Why I Like Raekwon the Chef

Raekwon on stage in Paris, November 2007

There are lots of things I like about Raekwon the Chef, whose gig at Matter in London I saw last night (a review for The Guardian will be linked to here when it's published later in the week).

I like that his new album, Only Built 4 Cuban Linx Pt II, tries to progress his music forward by taking its methodology back to the earliest records he made. I don't have any truck with the idea I've heard advanced that he's being retrogressive by re-immersing himself in a lyrical life of crime the real-life rap star left behind years ago: he's writing fiction - vivid and truth-inspired though it doubtless is - and we don't hold authors, novelists or screenwriters to such merciless account. (And besides which, in songs like Canal Street, Rae not only explores that duality, he makes it his home.) It's the best, freshest-sounding, most intricate and detailled and exciting hip hop record I've heard in ages. 
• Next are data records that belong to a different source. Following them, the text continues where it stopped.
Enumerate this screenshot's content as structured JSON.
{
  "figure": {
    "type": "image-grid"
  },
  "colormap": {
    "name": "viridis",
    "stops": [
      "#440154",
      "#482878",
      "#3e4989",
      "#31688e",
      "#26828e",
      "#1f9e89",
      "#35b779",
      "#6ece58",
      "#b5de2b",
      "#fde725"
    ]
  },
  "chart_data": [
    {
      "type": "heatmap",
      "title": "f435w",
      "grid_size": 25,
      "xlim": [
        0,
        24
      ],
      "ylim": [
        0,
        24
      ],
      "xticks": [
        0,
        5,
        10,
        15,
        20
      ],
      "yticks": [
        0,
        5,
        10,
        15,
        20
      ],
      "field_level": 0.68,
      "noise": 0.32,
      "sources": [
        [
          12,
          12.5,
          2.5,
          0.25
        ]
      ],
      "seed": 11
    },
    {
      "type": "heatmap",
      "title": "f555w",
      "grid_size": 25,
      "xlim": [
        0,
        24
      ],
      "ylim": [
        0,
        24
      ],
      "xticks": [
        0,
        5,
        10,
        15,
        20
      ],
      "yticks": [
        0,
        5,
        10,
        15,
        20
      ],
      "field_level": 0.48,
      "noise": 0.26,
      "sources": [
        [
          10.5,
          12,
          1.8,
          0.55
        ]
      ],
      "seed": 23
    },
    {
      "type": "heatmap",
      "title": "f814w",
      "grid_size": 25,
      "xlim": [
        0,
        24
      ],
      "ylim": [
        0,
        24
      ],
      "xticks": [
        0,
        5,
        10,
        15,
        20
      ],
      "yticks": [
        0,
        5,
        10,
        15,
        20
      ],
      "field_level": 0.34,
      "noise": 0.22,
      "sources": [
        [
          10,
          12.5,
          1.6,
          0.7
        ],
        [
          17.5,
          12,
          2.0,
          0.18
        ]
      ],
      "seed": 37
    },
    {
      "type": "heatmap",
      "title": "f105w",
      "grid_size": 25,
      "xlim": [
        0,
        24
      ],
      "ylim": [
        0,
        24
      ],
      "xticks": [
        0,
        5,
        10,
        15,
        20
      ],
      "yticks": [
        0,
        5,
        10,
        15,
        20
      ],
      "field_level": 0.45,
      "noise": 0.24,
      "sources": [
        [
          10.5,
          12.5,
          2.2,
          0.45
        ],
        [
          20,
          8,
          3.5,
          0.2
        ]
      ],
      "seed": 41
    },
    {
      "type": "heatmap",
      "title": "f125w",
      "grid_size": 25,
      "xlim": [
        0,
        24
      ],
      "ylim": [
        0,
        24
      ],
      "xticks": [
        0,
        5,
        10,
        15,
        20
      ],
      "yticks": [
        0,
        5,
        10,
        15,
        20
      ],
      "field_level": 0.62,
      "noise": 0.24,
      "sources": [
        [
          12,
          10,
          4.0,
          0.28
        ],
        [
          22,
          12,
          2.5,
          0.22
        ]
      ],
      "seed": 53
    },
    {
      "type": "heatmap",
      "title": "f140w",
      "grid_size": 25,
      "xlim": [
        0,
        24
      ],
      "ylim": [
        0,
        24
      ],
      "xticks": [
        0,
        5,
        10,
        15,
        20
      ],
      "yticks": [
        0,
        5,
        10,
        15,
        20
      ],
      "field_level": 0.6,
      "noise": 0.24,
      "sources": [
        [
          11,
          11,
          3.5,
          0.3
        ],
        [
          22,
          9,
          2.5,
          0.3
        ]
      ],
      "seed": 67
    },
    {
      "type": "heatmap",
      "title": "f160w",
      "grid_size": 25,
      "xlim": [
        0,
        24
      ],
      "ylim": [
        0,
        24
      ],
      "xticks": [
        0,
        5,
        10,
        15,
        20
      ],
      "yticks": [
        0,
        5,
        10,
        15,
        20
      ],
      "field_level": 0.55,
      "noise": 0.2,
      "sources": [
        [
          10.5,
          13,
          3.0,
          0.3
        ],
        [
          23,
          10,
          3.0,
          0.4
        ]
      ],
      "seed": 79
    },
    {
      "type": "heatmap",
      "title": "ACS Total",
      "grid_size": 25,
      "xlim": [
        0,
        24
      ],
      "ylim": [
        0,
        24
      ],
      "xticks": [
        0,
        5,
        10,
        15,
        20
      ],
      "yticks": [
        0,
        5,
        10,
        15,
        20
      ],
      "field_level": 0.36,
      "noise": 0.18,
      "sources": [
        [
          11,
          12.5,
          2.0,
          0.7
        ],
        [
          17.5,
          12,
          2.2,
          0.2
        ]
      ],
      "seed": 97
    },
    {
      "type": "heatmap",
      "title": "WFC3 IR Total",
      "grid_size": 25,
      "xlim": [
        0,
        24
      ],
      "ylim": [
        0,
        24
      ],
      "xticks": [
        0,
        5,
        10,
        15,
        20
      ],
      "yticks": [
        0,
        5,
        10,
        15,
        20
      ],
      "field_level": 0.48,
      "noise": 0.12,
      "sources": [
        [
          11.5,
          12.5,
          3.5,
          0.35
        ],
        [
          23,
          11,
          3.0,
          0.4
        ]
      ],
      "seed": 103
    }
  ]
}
I also like that, on stage, Raekwon acts like he's making it all up as he goes along, just as we're supposed to think he does in his songs. I say "acts like" - but he almost certainly is. I also like that what you see on stage is also almost certainly what you'd get if you sat down to speak to him. I've interviewed him twice - most recently for this piece - and the between-song storyteller on stage at Matter last night felt like the same person who prefers rambling conversation to the ritualised formality of the question-and-answer session, who thinks about what he says as he's saying it, who never reverts to media-trained, knocking-out-the-next-interview script.

I like how he knows that he needs his fellow Wu-Tang Clan band mates, yet doesn't need them at all; the way, on record, he's generous to a fault, allowing Ghostface (always) and Inspectah Deck (a revivified, energised presence on OB4CL2) to take pole position, and how on stage he'll rap their lines, in something approximating their voices, as if they were his own.

I really like that he's a chubby bloke, and makes fun of that. That gives the rest of us chubby blokes a bit of heart.

But most of all I like that at any one time you can see all of these attributes at once. You might miss the poise and precision of a more polished performer when you see a Raekwon show, but you're only seeing a facade from the others. Rae puts it all out there, all at once: the spasmodically dazzling genius, the drunken oaf, the dry witticisms and the gauche misfires, the musician with the filmmaker's eye for detail and the 20 years experience, and the random bloke in a t-shirt and woolly hat who seems to have found himself in front of a crowd after taking a wrong turning on the way back from the toilet. And I also like that I don't ever get the sense that this lack of artifice is deliberate. Raekwon just can't help being honest about who he is, what he does and how he thinks, and that makes his music and his performances all the more compelling.

Raekwon, London, July 22 2009 - the day after he finished OB4CL2.